Tsha Handbook → · 6.3 mi away

Esparza, Enrique

1836

Enrique Esparza, witness of the battle of the Alamo , son of Gregorio Esparza and Ana Salazar, was probably born in September 1828, although he claimed to have been born in 1824. His father was killed in the defense of the Alamo. In an interview with Charles Merritt Barnes , writer for the San Antonio Express , in 1907, Esparza begins his narration concerning his Alamo experience by saying, "All the others are dead. I alone live of they who were within the Alamo when it fell. There is none other left now to tell its story, and when I go to sleep my last slumber in the Campo de los Santos (cemetery), there will then be no one left to tell. You ask me do I remember it, I tell you, Yes. It is burned into my brain and indelibly seared there. Neither age nor infirmity could make me forget for the scene was one of such horror that it could never be forgotten." Esparza's story also appeared in the San Antonio Express in 1902 and 1904. His account is one of the few that attested to the presence of several other Alamo noncombatants including Concepción de los Angeles Charlí (who he called Concepcion Losoya), her son Juan, and her daughter Juana, wife of Eliel Melton . Esparza was married to Gertrudes Hernández.
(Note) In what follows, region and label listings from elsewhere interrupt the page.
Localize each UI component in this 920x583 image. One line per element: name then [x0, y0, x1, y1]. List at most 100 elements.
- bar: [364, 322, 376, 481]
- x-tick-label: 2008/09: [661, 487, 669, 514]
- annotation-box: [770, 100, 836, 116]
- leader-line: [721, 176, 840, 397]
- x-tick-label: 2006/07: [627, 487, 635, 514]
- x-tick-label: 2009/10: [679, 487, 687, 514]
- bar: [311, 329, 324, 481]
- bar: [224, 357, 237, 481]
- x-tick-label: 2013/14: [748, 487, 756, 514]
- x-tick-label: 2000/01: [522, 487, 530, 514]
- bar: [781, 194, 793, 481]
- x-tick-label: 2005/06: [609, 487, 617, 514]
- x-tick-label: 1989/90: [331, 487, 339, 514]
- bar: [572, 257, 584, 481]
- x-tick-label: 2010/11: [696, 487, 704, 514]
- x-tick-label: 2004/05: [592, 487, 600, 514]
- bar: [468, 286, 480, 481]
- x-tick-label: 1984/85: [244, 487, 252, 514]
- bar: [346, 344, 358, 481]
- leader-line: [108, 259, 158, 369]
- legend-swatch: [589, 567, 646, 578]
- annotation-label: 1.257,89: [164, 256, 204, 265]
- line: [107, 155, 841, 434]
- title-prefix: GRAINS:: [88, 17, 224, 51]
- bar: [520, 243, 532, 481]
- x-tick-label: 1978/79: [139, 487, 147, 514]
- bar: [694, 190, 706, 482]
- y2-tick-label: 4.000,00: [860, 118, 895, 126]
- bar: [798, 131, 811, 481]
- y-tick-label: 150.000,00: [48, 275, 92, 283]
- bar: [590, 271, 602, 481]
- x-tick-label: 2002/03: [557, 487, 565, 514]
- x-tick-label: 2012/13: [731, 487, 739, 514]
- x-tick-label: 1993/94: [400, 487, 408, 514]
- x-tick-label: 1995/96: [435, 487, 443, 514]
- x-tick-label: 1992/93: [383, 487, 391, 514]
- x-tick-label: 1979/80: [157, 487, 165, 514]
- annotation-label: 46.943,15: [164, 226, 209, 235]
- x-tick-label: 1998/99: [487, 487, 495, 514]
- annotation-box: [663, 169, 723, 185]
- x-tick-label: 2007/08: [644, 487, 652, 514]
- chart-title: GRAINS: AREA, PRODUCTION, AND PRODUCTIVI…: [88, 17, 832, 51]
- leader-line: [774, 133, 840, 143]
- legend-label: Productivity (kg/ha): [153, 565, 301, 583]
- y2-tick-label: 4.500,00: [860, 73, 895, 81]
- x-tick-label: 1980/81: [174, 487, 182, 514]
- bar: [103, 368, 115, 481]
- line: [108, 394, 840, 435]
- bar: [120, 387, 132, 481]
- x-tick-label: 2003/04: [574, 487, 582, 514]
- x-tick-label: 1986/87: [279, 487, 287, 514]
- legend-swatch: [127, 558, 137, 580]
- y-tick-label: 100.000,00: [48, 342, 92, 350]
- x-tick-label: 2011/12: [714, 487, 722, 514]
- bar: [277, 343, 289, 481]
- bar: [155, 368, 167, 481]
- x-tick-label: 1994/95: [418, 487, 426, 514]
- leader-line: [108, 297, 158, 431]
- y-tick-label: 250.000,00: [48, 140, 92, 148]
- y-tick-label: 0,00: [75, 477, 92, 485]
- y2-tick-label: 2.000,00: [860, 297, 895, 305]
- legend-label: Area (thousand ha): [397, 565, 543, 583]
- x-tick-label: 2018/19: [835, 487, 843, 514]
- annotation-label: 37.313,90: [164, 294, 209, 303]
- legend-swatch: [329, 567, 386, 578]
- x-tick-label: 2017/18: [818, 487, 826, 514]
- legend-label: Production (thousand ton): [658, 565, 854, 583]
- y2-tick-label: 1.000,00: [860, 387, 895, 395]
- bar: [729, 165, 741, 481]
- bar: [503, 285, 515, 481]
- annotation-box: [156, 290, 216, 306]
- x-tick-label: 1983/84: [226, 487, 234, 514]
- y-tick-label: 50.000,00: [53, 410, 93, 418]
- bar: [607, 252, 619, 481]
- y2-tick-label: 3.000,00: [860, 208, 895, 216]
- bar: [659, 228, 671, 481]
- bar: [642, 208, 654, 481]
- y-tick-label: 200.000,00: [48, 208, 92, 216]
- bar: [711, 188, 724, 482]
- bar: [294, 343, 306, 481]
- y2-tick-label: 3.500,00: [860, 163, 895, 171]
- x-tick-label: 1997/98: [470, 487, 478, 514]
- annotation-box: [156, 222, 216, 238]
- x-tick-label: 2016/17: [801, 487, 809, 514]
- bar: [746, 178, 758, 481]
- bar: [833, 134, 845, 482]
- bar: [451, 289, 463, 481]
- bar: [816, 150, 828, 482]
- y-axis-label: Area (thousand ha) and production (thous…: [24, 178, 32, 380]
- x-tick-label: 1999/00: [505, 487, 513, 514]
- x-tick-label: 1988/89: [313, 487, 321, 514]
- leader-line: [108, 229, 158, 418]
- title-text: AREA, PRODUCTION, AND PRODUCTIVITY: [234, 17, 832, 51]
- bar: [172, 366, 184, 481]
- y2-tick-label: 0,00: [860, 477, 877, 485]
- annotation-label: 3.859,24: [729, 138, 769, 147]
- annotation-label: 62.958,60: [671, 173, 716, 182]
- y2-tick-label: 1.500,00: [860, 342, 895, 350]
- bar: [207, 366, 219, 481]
They had seven children. A daughter, María Josefa, was one of the first area women to be invested in the Sisters of Charity of the Incarnate Word on January 4, 1871, when she became Sister Claude. Esparza first farmed in the San Augustine community in Atascosa County, Texas. He moved to San Antonio and truck-farmed in the Nogalitos-South Flores area. He also transported merchandise to and from Indianola, Texas, in carts. So burdensome and dangerous was the trip, that on his return, the first place he visited was the church to give thanks for his safe return. Esparza died on December 20, 1917, and is buried in El Carmen Cemetery, Losoya.